和幾十上百號人一起擠一擠澡堂子——那就是奢侈一些的享受了。我想,即使老得失去知覺,我也能回憶起每每從澡堂裡出來時渾身輕輕的刺撓感,那是我小時候所認為的世界上最幸福的舒適。
也記不清喝了多少水,但城市裡的水實在不太容易跟“喝”這個動作聯絡得上。它們看著清澈,來頭也不錯,專門的自來水管道,一擰就有,一關就停。可惜它們一旦經過火的錘鍊,就原形畢露——白乎乎的茶鹼,粘粘的樣子,酸澀的口感,實在不知道這個叫自來水的東西是怎麼養活一代又一代城市人的。
不過現實是這樣的:喝著自來水的人們把城市建到了高處亮處,讓無數看不慣喝不下這種叫自來水的人們對城市的方向趨之若鶩。
我,不過是成群的“鶩”裡的一隻小鴨子,累死累活地跑進城市。到城市的第一步,我買了一臺飲水機,豎在我那十平米的小屋裡,鮮亮而突兀。飲水機是我在城市裡所買的第一個奢侈品,它佔據的位置也偏大,有半張床的面積。
現在,我每天都能喝上純淨的純淨水,外在的衣著乾淨也不寒酸,更重要的是,我有一份能養活自己的工作。我覺得,城市可能慢慢接納我了,因為我的呼吸和口氣都開始和城市一致了。普通話和城市的建設節奏一樣快捷順溜,語氣和城市的味道一同客套而有距離。這是很奇妙的感覺,只有同路人有相同的感受,否則,陌路者只能白我一眼,再送我三個字:神經病。
但是我沒法騙自己,我真的這麼想的。吃一樣的飯,有好有差而已;喝一樣的水,純淨水礦泉水而已。可是,“純淨”二字多麼讓人欣喜啊,想想就覺得放心而腸胃順暢。
至於洗澡,算了吧,我是知道城市裡的洗澡花樣多得曾經讓我瞠目結舌,但那又怎麼樣?跟我離得太遠了。我的那間小屋裡有個衛生間,自來水龍頭一開,水汨汨的。水流的聲音多好聽,你開小了,它汨汨的,你開急了,它也就嘩嘩的。它們爭先恐後,爭吵喧鬧。洗完澡之後,我能幹淨體面地奔赴我的那個工作崗位,還有什麼能比這個更讓人放心而愉悅?
水,能洗澡,就是好東西。水,能夠純淨到可以喝,更是好東西。
不過如果水是從天上往下掉的,並且不會挑時候,就不能完全算是好東西了,比如現在,我被它困在一個小商店的屋簷下。

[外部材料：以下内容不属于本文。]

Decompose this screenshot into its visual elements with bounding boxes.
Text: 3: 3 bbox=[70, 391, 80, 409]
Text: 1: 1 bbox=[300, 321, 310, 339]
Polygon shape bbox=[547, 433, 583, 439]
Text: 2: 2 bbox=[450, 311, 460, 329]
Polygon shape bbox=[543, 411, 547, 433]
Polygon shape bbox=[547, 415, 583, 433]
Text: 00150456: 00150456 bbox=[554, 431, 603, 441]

但是,雨水很足,雨勢很大,把路上所有的行人都攆到了街邊的商店裡。這樣的雨,城市裡很少見,否則,也不會滿天地都是發黑發黃的建築了。很多時候,天空也和那些高樓大廈一體,據說,這就是城市真正的顏色。
這樣大的雨對城市還是有好處的,它把天給下藍了,把樓房洗清爽了,讓樹葉和植物露出了綠色的本來面目。不好的是路面積水成河的感覺,如果你在新聞裡見到轎車像青蛙一樣在水面搖曳,應該也不會感到奇怪。
我已經選擇了冒雨走,現在,就快到我那間棲身的小屋了。衣服溼了能換,鞋子髒了能洗。所以,我帶著點兒怪異的氣宇軒昂在雨中慢行。因為慢,我才細緻地發現雨水是黃的,甚至是灰的。恍然悟到,天上的灰和樓房的黃,雨水是用純淨跟他們交換的。
回到小屋,已經淋透了。頭髮粘溼,衣服纏身,彷彿天上下的雨是燒開後的自來水。衝到衛生間去擰水龍頭,它虛弱地淌出一縷鏽紅的水滴,然後愛莫能助地看著我。愣怔了一會兒,忽然想起早上門口貼出的停水通知。
急得有些恍惚,來回踱步,腳下滲出的水足夠把房間拖一遍地板了。這才發現,我動,飲水機靜,動靜不相宜。我盯著飲水機上喝了一半的桶裝純淨水,頭腦裡閃過一道亮光。咕咚咕咚一陣猛喝,我打著飽嗝抱著半桶水去了衛生間。